In the words of Augustus Waters, "It is an honor to have my heart broken by you" (or something like that.) This is how I feel about The History of Jane Doe.
First and foremost, I need to preface this review by saying two things:
1. This is a story about a girl who commits suicide and leaves her boyfriend, his best friend, and her family behind. The book is the boyfriend (Ray's) way of dealing by creating a history of his memories of her-Jane. You will get all the feels. If that is something you want, read this NOW, if not-steer clear.
2. I stopped loving John Green after Paper Towns failed me, but I will forever love Augustus Waters and Looking for Alaska.

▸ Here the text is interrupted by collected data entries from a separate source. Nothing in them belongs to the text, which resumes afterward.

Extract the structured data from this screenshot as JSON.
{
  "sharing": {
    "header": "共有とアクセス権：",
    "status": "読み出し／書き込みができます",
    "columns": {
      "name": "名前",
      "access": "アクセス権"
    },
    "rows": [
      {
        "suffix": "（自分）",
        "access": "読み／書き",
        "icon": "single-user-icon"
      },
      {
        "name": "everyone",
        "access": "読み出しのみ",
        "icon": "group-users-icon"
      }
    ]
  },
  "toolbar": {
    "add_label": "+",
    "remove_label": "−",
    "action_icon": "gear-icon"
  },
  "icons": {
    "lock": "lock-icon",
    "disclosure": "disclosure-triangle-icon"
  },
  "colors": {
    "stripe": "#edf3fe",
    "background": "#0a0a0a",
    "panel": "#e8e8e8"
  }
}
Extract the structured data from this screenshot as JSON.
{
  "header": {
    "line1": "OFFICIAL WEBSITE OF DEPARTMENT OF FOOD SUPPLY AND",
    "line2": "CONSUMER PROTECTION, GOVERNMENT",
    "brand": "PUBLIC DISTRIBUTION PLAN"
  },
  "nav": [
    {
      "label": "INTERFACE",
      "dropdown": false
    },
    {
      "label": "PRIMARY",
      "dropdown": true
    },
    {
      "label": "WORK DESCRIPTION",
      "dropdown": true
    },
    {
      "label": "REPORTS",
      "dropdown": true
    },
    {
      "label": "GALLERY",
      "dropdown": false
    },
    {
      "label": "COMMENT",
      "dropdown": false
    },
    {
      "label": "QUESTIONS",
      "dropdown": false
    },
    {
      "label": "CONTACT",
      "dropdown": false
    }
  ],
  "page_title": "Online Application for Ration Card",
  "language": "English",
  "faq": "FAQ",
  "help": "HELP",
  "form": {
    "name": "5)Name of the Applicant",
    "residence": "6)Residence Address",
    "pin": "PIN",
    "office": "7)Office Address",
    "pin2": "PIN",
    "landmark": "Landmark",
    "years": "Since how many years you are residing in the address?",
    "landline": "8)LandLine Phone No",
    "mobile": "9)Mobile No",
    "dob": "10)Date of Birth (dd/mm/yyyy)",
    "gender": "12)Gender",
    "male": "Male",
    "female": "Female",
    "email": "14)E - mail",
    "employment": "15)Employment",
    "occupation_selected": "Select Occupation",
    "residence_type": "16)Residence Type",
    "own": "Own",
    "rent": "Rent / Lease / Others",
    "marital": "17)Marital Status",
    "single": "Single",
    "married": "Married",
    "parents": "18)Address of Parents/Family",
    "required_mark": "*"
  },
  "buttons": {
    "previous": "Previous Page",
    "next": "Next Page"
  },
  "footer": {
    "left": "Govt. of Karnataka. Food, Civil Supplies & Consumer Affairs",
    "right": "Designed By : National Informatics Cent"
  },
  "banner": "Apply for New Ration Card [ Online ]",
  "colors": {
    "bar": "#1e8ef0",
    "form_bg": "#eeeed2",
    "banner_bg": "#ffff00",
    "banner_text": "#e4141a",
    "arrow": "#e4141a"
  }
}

The History of Jane Doe is a heartbreakingly beautiful story of grief, friendship, and first love. If you like John Green, this is a very Green-esque, in a small town with a boy who loves history. Ray is a regular kid, not popular and kind of weird, with a best friend, Simon, who wants to be a vampire. (Who I honestly loved because he is so preciously naive.) Ray recounts his story of Jane from the first time he saw her to a year after she died. The story goes back and forth between a countdown of days BEFORE and days after. Most of the days after being scenes of Ray with his therapist, Rich, and Ray not being able to leave his room and having to deal with his anger from losing Jane. Ray recounts how he slowly fell for Jane, while she learned how to live in a small town after growing up in Brooklyn.
I think my favorite part of the book is when Ray is with his therapist and Rich tells Ray, "'It's not about the people in their lives. Their boyfriends. Parents. Friends. It's something inside. And that's hard for people to get, because it doesn't necessarily relate to anything going on in their lives-it's just there. And someimes, when people don't get the help they need, it grows too strong'" (Belanger, 375).
I love how easy this book was to love. The small town that ray knows all of the history about gives the story a funny setting where you definitely learn that while something major is going on in one person's head, the world is still spinning and how upsetting that can be. I also love how Ray also has to deal with the after of everything and we get to be a witness to his growth and healing process. It is such an important time to learn more about mental health and I think that this book is a great place to start.
I really enjoyed Archival Quality and its emphasis on mental health. The main character, Cel, has left her job as a librarian after a breakdown and has taken a job as an archivist in a creepy old museum. She begins having weird dreams and losing chunks of time where she has no idea what happened. Her dreams feature a young woman whom Cel believes was an inmate in the asylum that the museum used to be and sets her sights on finding a way to set the spirit's soul to rest.
Cel not only has to solve the mystery of the museum's past, but she also must prove that her own mental health is not declining again and in the end, learns how to ask for help.
Overall, a fun and enjoyable book that displays great teamwork (even with people you may not WANT to work with) and the importance of mental health and knowing when to ask for help.